Verehrter Herr Brandes,

mit Ihrem Brief über den Medardus hab ich mich sehr gefreut. Der Erfolg hier dauert an; das Burgtheater hatte seit Jahren nicht eine solche Reihe von ausverkauften Häusern; übrigens ist es eine vortreffliche Aufführung, und es wäre mir eine wirkliche Genugthuung wenn Sie sie einmal sehen könnten. Natürlich ist unendlich viel gestrichen; darunter Scenen von bedeutender Wichtigkeit – und ich selbst war der Streicher; von der alten Theatererfahrung ausgehend, daß das Publikum gegen Längen empfindlicher ist als gegen Lücken. Ich hatte das Stück geschrieben, ohne die Eventualität einer Aufführung überhaupt in Betracht zu ziehen, ließ meine Phantasie und meine Feder laufen, wie es ihnen beliebte, |hatte aber natürlich immer die lebendigen Bühnenbilder vor mir, ohne recht zu glauben, daß es mir vergönnt sein würde, sie je in Wirklichkeit zu erblicken. Schon Schlenther nahm das Stück an, konnte sich aber, in bekannter Weise nicht entschliessen, seine Absicht zur That zu machen; erst dem Baron Berger verdankt das Stück sein Erwachen zum Bühnenleben. Seither ist schon manches andre fertig geworden und Sie, verehrter Freund, der allen meinen Arbeiten mit so wohlthuendem Interesse entgegenkommt, werden natürlich auch in den neuen und neuesten Fällen die Consequenzen zu tragen haben. –
Denken Sie nicht dran, nach langer Zeit endlich wieder nach Wien zu kommen? Wie gern möchte ich mit Ihnen reden, Sie in meinem Hause begrüßen – »Mein Haus« sag ich, denn im vergangenen |Sommer hab ich von Frau Bleibtreu, der Wittwe des Schauspielers Römpler – (sie spielt die Frau Klaehr im Medardus), eine kleine Villa im Cottage gekauft die ich mit Frau und Kindern – (den Buben, der jetzt 8 Jahre ist, kennen Sie von Marienlyst her, das Mädchen ist kaum anderthalb Jahre alt) bewohne.

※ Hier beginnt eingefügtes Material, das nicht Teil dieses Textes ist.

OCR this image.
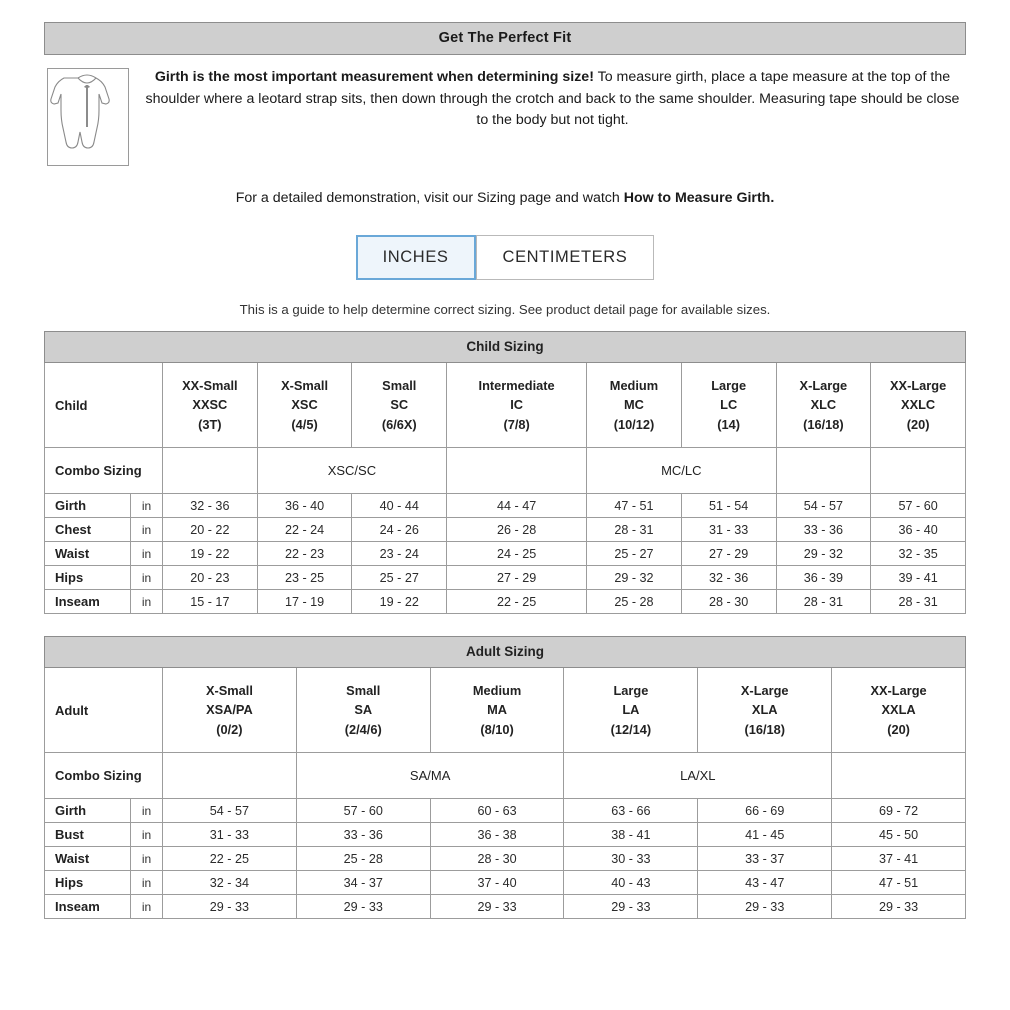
Get The Perfect Fit
Girth is the most important measurement when determining size! To measure girth, place a tape measure at the top of the shoulder where a leotard strap sits, then down through the crotch and back to the same shoulder. Measuring tape should be close to the body but not tight.
For a detailed demonstration, visit our Sizing page and watch How to Measure Girth.
INCHES	CENTIMETERS
This is a guide to help determine correct sizing. See product detail page for available sizes.
Child Sizing									
Child		XX-Small
XXSC
(3T)	X-Small
XSC
(4/5)	Small
SC
(6/6X)	Intermediate
IC
(7/8)	Medium
MC
(10/12)	Large
LC
(14)	X-Large
XLC
(16/18)	XX-Large
XXLC
(20)
Combo Sizing			XSC/SC			MC/LC			
Girth	in	32 - 36	36 - 40	40 - 44	44 - 47	47 - 51	51 - 54	54 - 57	57 - 60
Chest	in	20 - 22	22 - 24	24 - 26	26 - 28	28 - 31	31 - 33	33 - 36	36 - 40
Waist	in	19 - 22	22 - 23	23 - 24	24 - 25	25 - 27	27 - 29	29 - 32	32 - 35
Hips	in	20 - 23	23 - 25	25 - 27	27 - 29	29 - 32	32 - 36	36 - 39	39 - 41
Inseam	in	15 - 17	17 - 19	19 - 22	22 - 25	25 - 28	28 - 30	28 - 31	28 - 31
Adult Sizing							
Adult		X-Small
XSA/PA
(0/2)	Small
SA
(2/4/6)	Medium
MA
(8/10)	Large
LA
(12/14)	X-Large
XLA
(16/18)	XX-Large
XXLA
(20)
Combo Sizing			SA/MA		LA/XL		
Girth	in	54 - 57	57 - 60	60 - 63	63 - 66	66 - 69	69 - 72
Bust	in	31 - 33	33 - 36	36 - 38	38 - 41	41 - 45	45 - 50
Waist	in	22 - 25	25 - 28	28 - 30	30 - 33	33 - 37	37 - 41
Hips	in	32 - 34	34 - 37	37 - 40	40 - 43	43 - 47	47 - 51
Inseam	in	29 - 33	29 - 33	29 - 33	29 - 33	29 - 33	29 - 33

So darf ich mich mancher inneren wie äußeren Erfolge erfreuen, und empfinde das viele Gute, das mir vom Schicksal beschieden, zuweilen so stark, daß ich jenes stetig fortschreitende Ohrenleiden, von dem ich seit 15 Jahren geplagt bin, gern als einen Polykratesring ansehen möchte – wenn  auch als einen allzu werthvollen – und jedenfalls als einen, den kein Fischer der Welt mir jemals zurückbringen wird. –
|Beer Hofmann mit seiner Frau und seinen drei Kindern wohnt ganz nahe von mir, in einem sehr schönen Haus, das ihm der Architekt Josef Hoffmann gebaut hat, und arbeitet nicht so viel, als er seinem Talent nach verpflichtet oder verurtheilt wäre. Sie sollten wieder einmal herkommen, – womöglich im Mai – man könnte einander so vieles erzählen; – in einer Stunde etwa zehn Mal so viel, als in zwei Briefen steht; das beste, was man von Menschen hat, die einem werth sind, bleiben doch die zwanglosen Unterhaltungen, die von der ganzen Atmosphäre der Persönlichkeit umgeben sind – was ist dagegen die gewollte Condensation und Praecision eines noch so herzlich intendirten Schreibens? |In Briefen will man was bestimmtes sagen; – man dankt, man berichtet – man bezweckt; – in Gesprächen läßt man sich und den andern viel reiner leben, – man mag mit hundert Geheimnissen voneinander scheiden; – die Stimme, der Tonfall, die Geste geben selbst Befangenheiten, ja Unaufrichtigkeiten (die zwischen uns nicht zu befürchten sind) jene beste und einzige Wahrheit, an der wir uns erlaben dürfen: Gegenwart.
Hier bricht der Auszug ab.